In the wake of the disastrous two-Test series against Sri Lanka, Cricket Australia will need to review its marketing campaign – maybe even its marketing director – if they are going to excite public interest in the Indian series which starts next month. And that will hopefully involve something a little more inspiring than the TV advertisement shown in Brisbane ahead of the first Test which featured Nathan Bracken (who was never going to play in either of the Sri Lankan matches) bowling at a coin on the wicket.
Australia might have notched up consecutive Test wins No.13 and No.14 against the Sri Lankans, but there was no widespread jubilation, no dancing in the streets, just the barely perceptible sound of cricket watchers around the country hitting the off button on their remotes.

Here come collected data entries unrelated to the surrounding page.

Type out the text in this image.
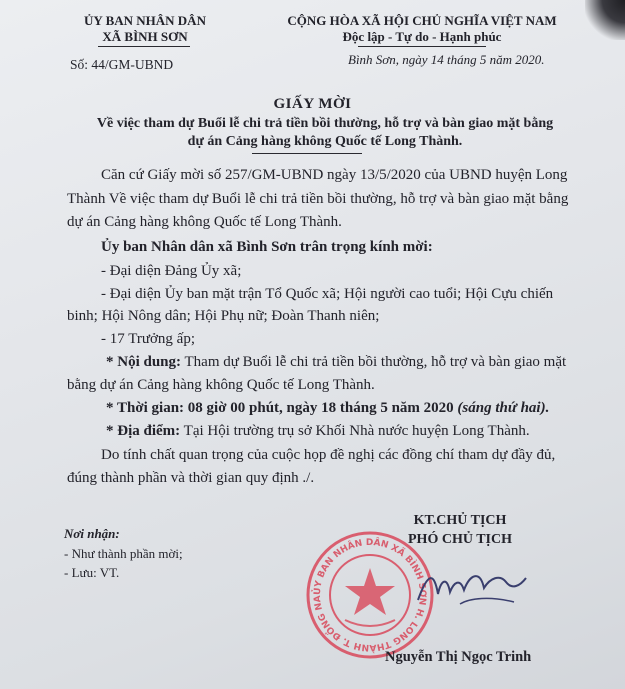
ỦY BAN NHÂN DÂN
XÃ BÌNH SƠN
CỘNG HÒA XÃ HỘI CHỦ NGHĨA VIỆT NAM
Độc lập - Tự do - Hạnh phúc
Số: 44/GM-UBND	Bình Sơn, ngày 14 tháng 5 năm 2020.
GIẤY MỜI
Về việc tham dự Buổi lễ chi trả tiền bồi thường, hỗ trợ và bàn giao mặt bằng
dự án Cảng hàng không Quốc tế Long Thành.
Căn cứ Giấy mời số 257/GM-UBND ngày 13/5/2020 của UBND huyện Long
Thành Về việc tham dự Buổi lễ chi trả tiền bồi thường, hỗ trợ và bàn giao mặt bằng
dự án Cảng hàng không Quốc tế Long Thành.
Ủy ban Nhân dân xã Bình Sơn trân trọng kính mời:
- Đại diện Đảng Ủy xã;
- Đại diện Ủy ban mặt trận Tổ Quốc xã; Hội người cao tuổi; Hội Cựu chiến
binh; Hội Nông dân; Hội Phụ nữ; Đoàn Thanh niên;
- 17 Trưởng ấp;
* Nội dung: Tham dự Buổi lễ chi trả tiền bồi thường, hỗ trợ và bàn giao mặt
bằng dự án Cảng hàng không Quốc tế Long Thành.
* Thời gian: 08 giờ 00 phút, ngày 18 tháng 5 năm 2020 (sáng thứ hai).
* Địa điểm: Tại Hội trường trụ sở Khối Nhà nước huyện Long Thành.
Do tính chất quan trọng của cuộc họp đề nghị các đồng chí tham dự đầy đủ,
đúng thành phần và thời gian quy định ./.
Nơi nhận:
- Như thành phần mời;
- Lưu: VT.
KT.CHỦ TỊCH
PHÓ CHỦ TỊCH
ỦY BAN NHÂN DÂN XÃ BÌNH SƠN H. LONG THÀNH T. ĐỒNG NA
Nguyễn Thị Ngọc Trinh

The situation was no less grim at the ground itself, where barely 17,000 fans turned up over the five days. That was less than a third of the 60,000 who flocked to the V8 Supercar series in Tasmania from Friday to Sunday. Never mind that Tasmania had not hosted a Test match for two years. The second-day crowd at Bellerive on Saturday was about half the turn-out for the Gunn’s pulp mill protest on the same day.
These alarming figures come on the back of the equally lame turnout in Brisbane, where the aggregate Gabba crowd of 55,953 was down 66% on last year’s record of 164,727. Television ratings also revealed a 40.7% drop in viewers across the country from that first Test last summer against England. Such was the lack of viewer interest that, late on the first day’s play in Brisbane, Judge Judy and The Bold and the Beautiful out-rated Channel Nine’s coverage of Australia’s first innings.
Somehow, after the euphoria of the 2005 Ashes series in England, Test cricket seems to have lost its way.
Australia’s dominance has something to do with the yawn factor. And Sri Lanka, while boasting two or three genuinely world-class players, was never going to set pulses racing. No, the problems run deeper than that and they mainly centre around the archaic format of Test cricket.
In this age of instant gratification, the younger generation have attention spans better suited to 20-20 cricket or one-dayers, rather than five-day Tests. That’s a massive generalisation, of course, but by and large it holds true. Somehow, cricket authorities have to find a way to make the longer form of the game more appealing.
And that’s where the marketing gurus at Cricket Australia will be forced to earn their handsome salaries over the coming months, and years.